Competitive Edge Novo Nordisk holds a very strong competitive position, especially in diabetes and obesity care. Its GLP-1 drugs, including brands like Ozempic and Wegovy, have become category-defining products with powerful brand recognition among doctors and patients. The company benefits from decades of experience in metabolic disease, large-scale manufacturing, and deep relationships with healthcare systems and payers. Strong patent protection and high regulatory and scientific barriers make it difficult for new rivals to break in quickly. At the same time, the company faces growing competition—most notably from Eli Lilly—and rising scrutiny around pricing, access, and supply constraints. Its moat is wide, but the intensity of competition and political attention around obesity and diabetes drugs is clearly increasing.


Innovation and R&D

Innovation and R&D Innovation is at the core of Novo Nordisk’s strategy. The company has long-standing expertise in protein and peptide medicines, which enabled the creation of semaglutide and other GLP-1 drugs. It continues to invest heavily in research, using advanced tools like artificial intelligence to speed discovery and development. The pipeline includes oral versions of key drugs, next-generation obesity treatments like CagriSema, and new mechanisms such as amycretin that could deliver even greater benefits. Novo Nordisk is also exploring broader uses of its GLP-1 technology in areas such as liver and cardiovascular disease. The upside from this pipeline could be significant, but it comes with the usual drug development risks: trial failures, safety questions, regulatory uncertainty, and the possibility that competitors move just as fast or faster.


Summary

Overall, Novo Nordisk looks like a highly profitable, fast-growing healthcare company that has been transformed by the success of its diabetes and obesity medicines. Its income statement shows strong growth and expanding margins, its balance sheet reflects a larger but still solid capital base, and its cash flows demonstrate the ability to fund substantial investment from internal resources. Competitively, it enjoys a strong moat built on scientific know-how, scale, patents, and brand strength, though rivalry and political scrutiny are both intensifying.
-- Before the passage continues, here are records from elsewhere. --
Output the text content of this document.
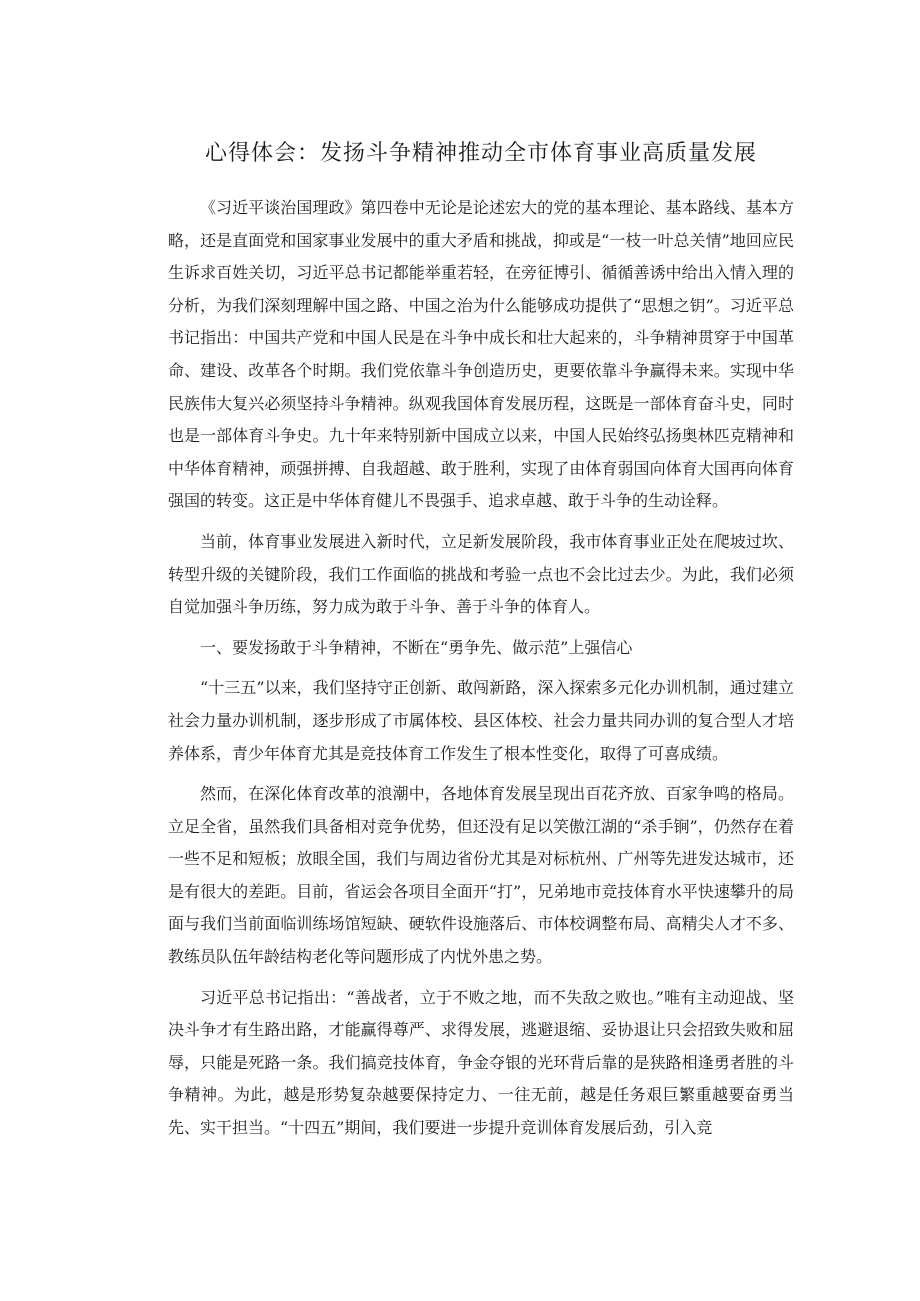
心得体会：发扬斗争精神推动全市体育事业高质量发展

《习近平谈治国理政》第四卷中无论是论述宏大的党的基本理论、基本路线、基本方略，还是直面党和国家事业发展中的重大矛盾和挑战，抑或是“一枝一叶总关情”地回应民生诉求百姓关切，习近平总书记都能举重若轻，在旁征博引、循循善诱中给出入情入理的分析，为我们深刻理解中国之路、中国之治为什么能够成功提供了“思想之钥”。习近平总书记指出：中国共产党和中国人民是在斗争中成长和壮大起来的，斗争精神贯穿于中国革命、建设、改革各个时期。我们党依靠斗争创造历史，更要依靠斗争赢得未来。实现中华民族伟大复兴必须坚持斗争精神。纵观我国体育发展历程，这既是一部体育奋斗史，同时也是一部体育斗争史。九十年来特别新中国成立以来，中国人民始终弘扬奥林匹克精神和中华体育精神，顽强拼搏、自我超越、敢于胜利，实现了由体育弱国向体育大国再向体育强国的转变。这正是中华体育健儿不畏强手、追求卓越、敢于斗争的生动诠释。

当前，体育事业发展进入新时代，立足新发展阶段，我市体育事业正处在爬坡过坎、转型升级的关键阶段，我们工作面临的挑战和考验一点也不会比过去少。为此，我们必须自觉加强斗争历练，努力成为敢于斗争、善于斗争的体育人。

一、要发扬敢于斗争精神，不断在“勇争先、做示范”上强信心

“十三五”以来，我们坚持守正创新、敢闯新路，深入探索多元化办训机制，通过建立社会力量办训机制，逐步形成了市属体校、县区体校、社会力量共同办训的复合型人才培养体系，青少年体育尤其是竞技体育工作发生了根本性变化，取得了可喜成绩。

然而，在深化体育改革的浪潮中，各地体育发展呈现出百花齐放、百家争鸣的格局。立足全省，虽然我们具备相对竞争优势，但还没有足以笑傲江湖的“杀手锏”，仍然存在着一些不足和短板；放眼全国，我们与周边省份尤其是对标杭州、广州等先进发达城市，还是有很大的差距。目前，省运会各项目全面开“打”，兄弟地市竞技体育水平快速攀升的局面与我们当前面临训练场馆短缺、硬软件设施落后、市体校调整布局、高精尖人才不多、教练员队伍年龄结构老化等问题形成了内忧外患之势。

习近平总书记指出：“善战者，立于不败之地，而不失敌之败也。”唯有主动迎战、坚决斗争才有生路出路，才能赢得尊严、求得发展，逃避退缩、妥协退让只会招致失败和屈辱，只能是死路一条。我们搞竞技体育，争金夺银的光环背后靠的是狭路相逢勇者胜的斗争精神。为此，越是形势复杂越要保持定力、一往无前，越是任务艰巨繁重越要奋勇当先、实干担当。“十四五”期间，我们要进一步提升竞训体育发展后劲，引入竞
The innovation engine appears robust, with multiple promising candidates and new indications that could extend the GLP-1 franchise and diversify the business over time. The main risks center around concentration in a few blockbuster products, regulatory and pricing pressures, manufacturing scale-up challenges, and the race with other large pharma players, rather than any obvious weakness in the current financial profile.